ACLs have a security use case when it comes to the network perimeter. Since ACLs can be applied to infrastructure, such as routers, administrators can place ACLs on routers controlling the network's edge. Here, the ACLs don't just control which credentials are authorized to access the network – they also act as traffic filters. Based on characteristics such as the IP address and port number of incoming packets, the ACL can accept or deny specific traffic, adding to the network's security as a whole.
What is authorization? Here are a few examples. These include somewhat rare methodologies compared to token-based authorization, RBAC or ACLs, but they may become more prevalent in the coming years as companies look for better authorization methods to improve security.
Attribute-based access control (ABAC)
With this process, users are directly associated with an attribute that grants them access to a resource. One commonly used example is a secure USB key. Possessing a secure USB key is an attribute, and having one can grant access to sensitive files and applications within an organization.
Mobile access control
This control is much like ABAC. Except, instead of possessing any attribute, the attribute in question is possessing a smartphone. Specifically, the user downloads a mobile credential application and then uses their smartphone to authenticate. Their authorizations store on their device as well. An example of this would be using a phone to make a mobile payment — tapping a phone on the pin pad authenticates the users’ credentials, which then authorizes them to exchange money for goods and services.
Graph-based access control (GBAC)
Here, instead of configuring access by employee or role, permission is configured at the objects level such as files and applications. Access rights generate using a query language instead of exhaustively listing the permissions assigned to each role, which reduces workloads.

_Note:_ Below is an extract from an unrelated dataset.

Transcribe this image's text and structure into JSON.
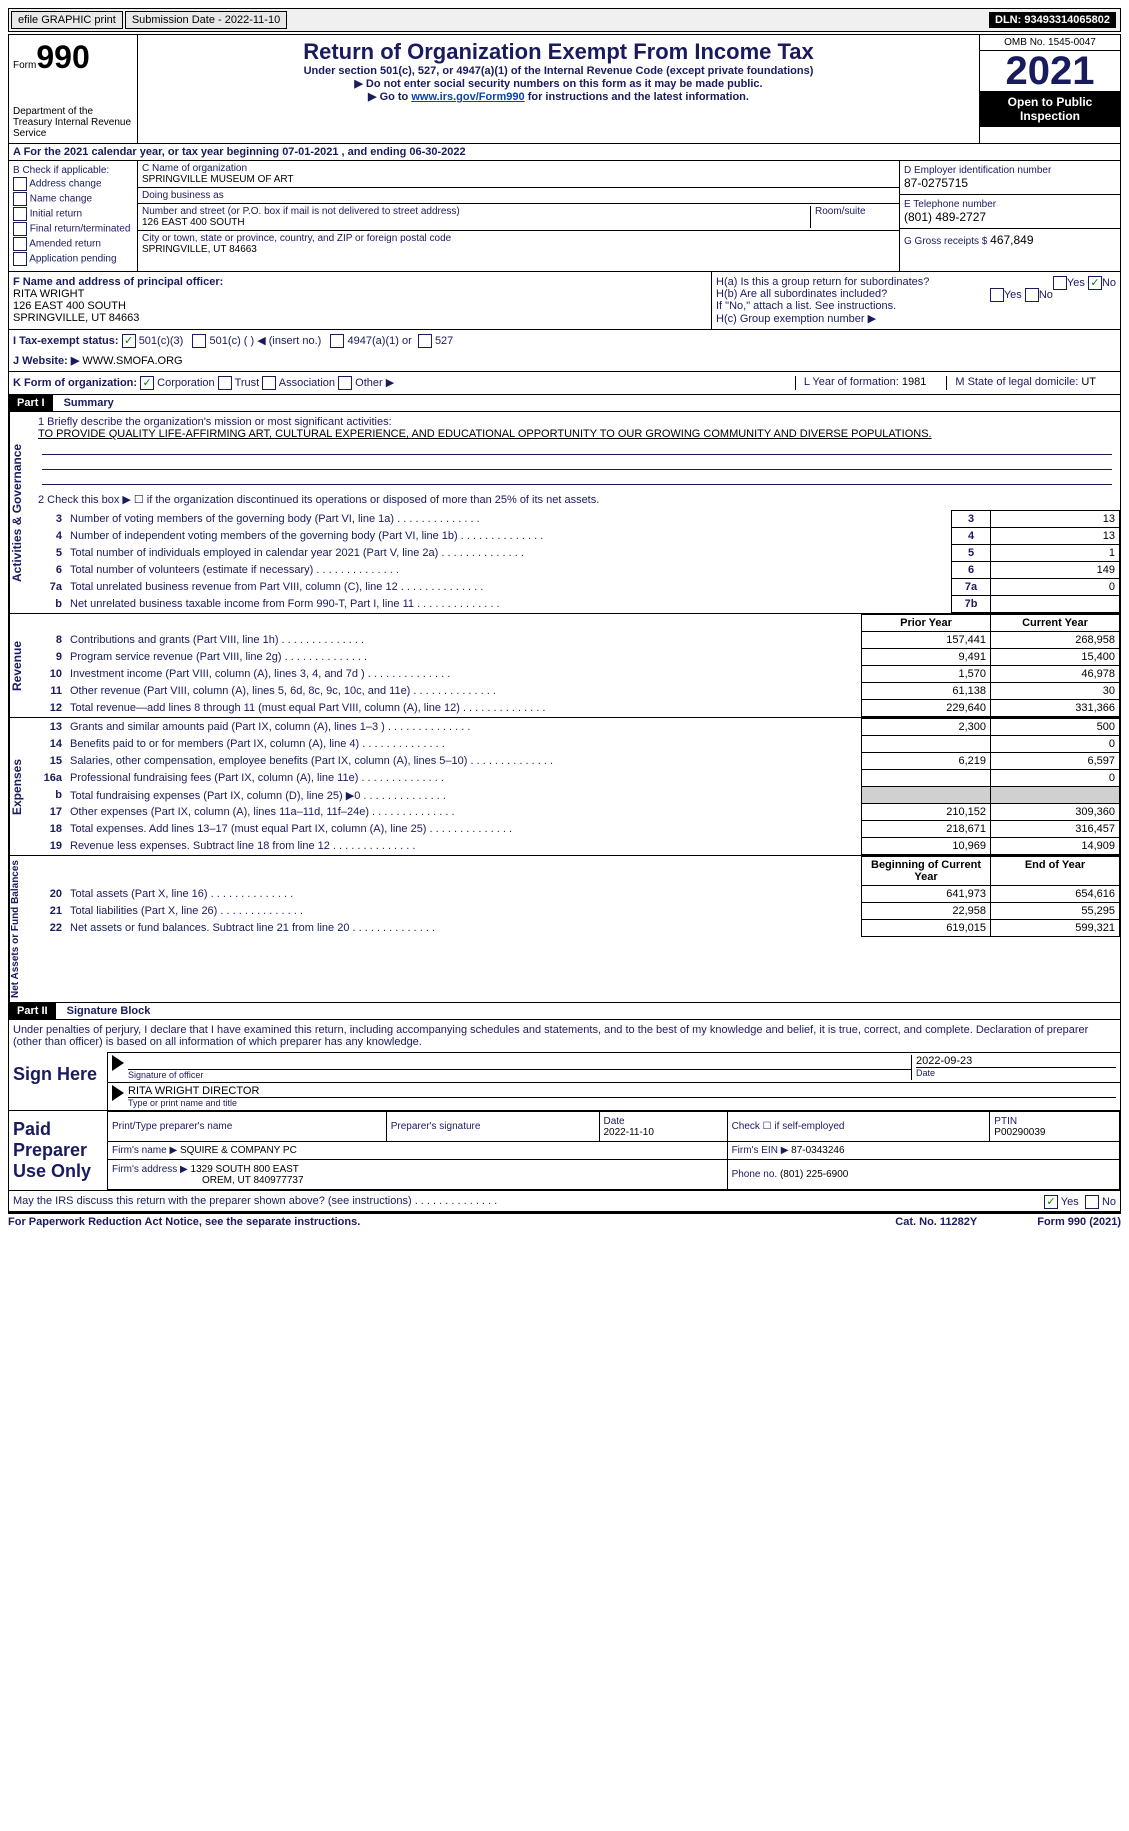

NetSuite offers a flexible and highly customizable access control system compatible with whatever authorization process administrators have in place. This system promotes security and compliance, allowing you to focus on core competencies while protecting users and customers.
How is authorization used?
Authorization is used in conjunction with authentication. Authentication occurs when users input their credentials, like a username and password. Authorization is what users get in exchange – access to various files, applications and services.
How does authorization work?
Permissions are added to predetermined roles in a widely-used form of authorization known as role-based access control (RBAC). Once a user is assigned to a role, they receive all the permissions that their role entails.